Tuesday, March 18, 2008


Traditional media industries and companies are overwhelmed with an atmosphere of consternation and fear today.

Trade publications and industry association meetings are filled with news of diminished budgets, reorganizations, consolidations, and layoffs. People say traditonal media are declining and will soon disappear. Potential employees are wondering if there is a future for them in the industries and senior employees are hoping their jobs will last until they reach retirement. Everyone is pointing the finger,but most of the blame for killing traditional media is laid on the Internet, mobile media, and young people.

There is just one problem with their scenario. IT’S NOT TRUE. We have deluded ourselves into thinking that well established media are dying and that young people are uninterested in traditional text and audiovisual media.

Although new distributors of information and entertainment abound and video on demand and consumer-created content are increasing daily, consumers’ greatest time allocation and advertisers’ greatest expenditures remain with traditional media. Although young people have adopted newer media technologies more rapidly than other population groups, most of their media use still involves film, television, magazines, and non-traditional newspapers.

If the death knell for traditional media is not ringing, why do industry personnel keep hearing bells in their ears?

The reason is that significant changes are underway and most people don’t understand them. We have reached a era when the collective weight of expanded offerings of traditional media and the appearance of new types of media are ending the relatively undemanding operating conditions that existed due to lack of media choice and are removing the effortless profits that traditional commercial media enjoyed for a half century.

Suddenly there is competition. Suddenly there are financial losses. Suddenly there are company failures. Suddenly audiences are no longer satisfied with the “take content on our terms when we want to deliver it” approach that traditional media have offered. Only it wasn’t really sudden. Those factors have been growing incrementally for at least three decades. The problems were certainly compounded by the arrival of Internet and mobile content distribution, but they were not caused by them.

Let’s look at the case of the newspaper industry in the U.S. Readership problems have been evident for half a century. Although actual circulation rose continually throughout the twentieth century, reaching a height of 62.6 million in 1993, penetration has declined steadily at 1 to 2 percent each year since 1950. The pace has been steady despite the appearance of additional types of media. The expansion of network television didn’t increase the loss, the arrival of cable channels didn’t amplify the decline, and the arrival of the Internet didn’t boost the pace.

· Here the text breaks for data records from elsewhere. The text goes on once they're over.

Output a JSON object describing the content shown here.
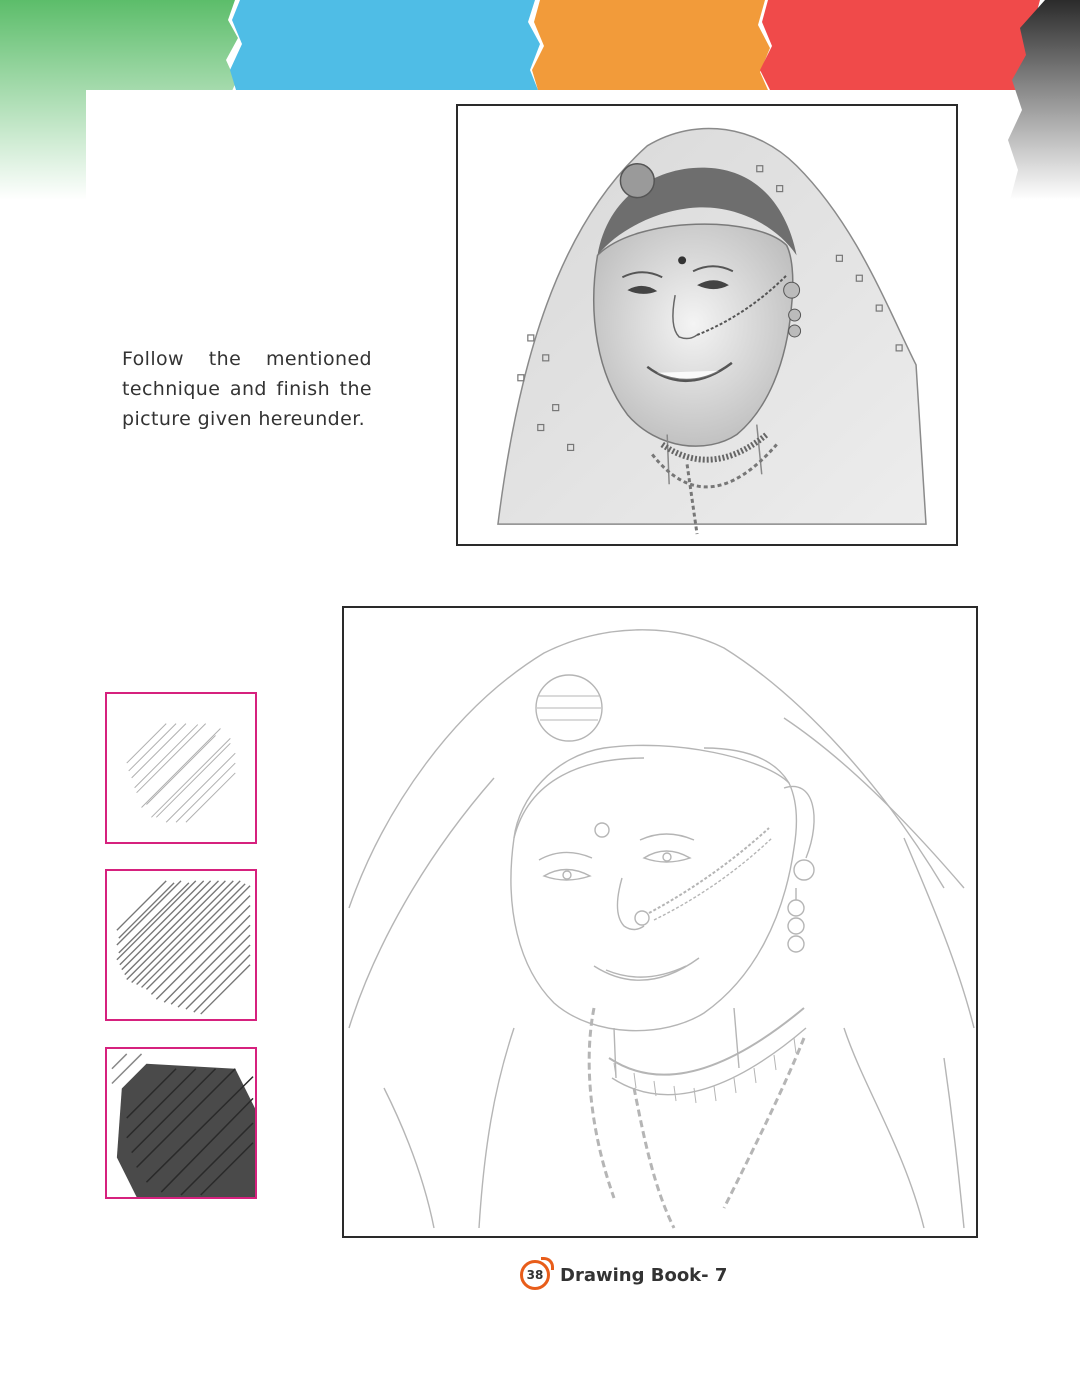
{
  "banner": {
    "colors": [
      "#5cbd6a",
      "#4fbde6",
      "#f29b3a",
      "#f04a4a",
      "#2b2b2b"
    ]
  },
  "instructions": {
    "text": "Follow the mentioned technique and finish the picture given hereunder."
  },
  "reference_drawing": {
    "icon": "shaded-portrait-sketch"
  },
  "outline_drawing": {
    "icon": "portrait-outline-sketch"
  },
  "technique_swatches": [
    {
      "icon": "light-shading-swatch",
      "level": "light"
    },
    {
      "icon": "medium-shading-swatch",
      "level": "medium"
    },
    {
      "icon": "dark-shading-swatch",
      "level": "dark"
    }
  ],
  "footer": {
    "page_number": "38",
    "book_title": "Drawing Book- 7",
    "accent": "#e85d1a"
  },
  "swatch_border_color": "#d6217e"
}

Today, the Internet is having an affect on advertising, but even that is not disastrous despite the wailing and gnashing of teeth. Total U.S. newspaper advertising was $46.6 billion in 1999 and $49.3 billion in 2006. In financial terms newspaper advertising is rising, but when accounting for inflation it has basically plateaued so one can not say the Internet is killing papers. If we look at classified where the biggest substitution exists, classified advertising in newspapers reached a height of $19.6 billion in 1999 and it was $16.9 billion in 2006. Clearly a decline occurred but it was offset by the fact that newspaper online advertising produced $2.6 billion in 2006. Overall, the business has stopped growing and investors are unhappy, but the industry isn't dying.

Certainly, the Internet is having many effects on established media. Research shows that print media business models have been least disrupted, unlike audiovisual media, but that print media work processes are changing most among media. However, Internet, mobile and other new form of distribution are providing all types of traditional media new opportunities.

Similar things have happened in the television business. The change from a limited number of television channels to hundreds of television, cable and satellite channels spread the audience, reduced the viewers of dominant stations, and made advertisers unwilling to continue paying previous prices. The big 3 networks could count on ratings in the 20s to 30s in the 1970s, but today they achieve ratings in the teens and are fighting to stay among the big 3. Nevertheless, viewers want network programming--on TV, as DVD, as syndicated programming, as downloads. There is no sign that demand for interesting programs is diminishing even if the basic television ratings are falling and new ways of monetizing the content are being developed.

We all need to recognize that changes in traditional operations are painful for industries, companies, and their personnel and that the contemporary changes are placing a lot of stress on management and employees. Everyone would prefer to continue doing things in the old ways they know well, but because of the new conditions those business models, processes, and market techniques aren't working as effectively as in the past.

The biggest challenges facing people in traditional media today are pessimism and lack of vision. Morale in publications and stations continues to drop, and doom and gloom are everywhere. That negativism makes things worse internally, reduces confidence of advertisers and investors, and makes it difficult to think about trying new things or even trying old things in new ways. The first step out of this condition is to stop lamenting the passing of the past. Things will never be the way they were. So get over it. Move on. Discover and embrace new ways of operating and new opportunities to prosper and grow.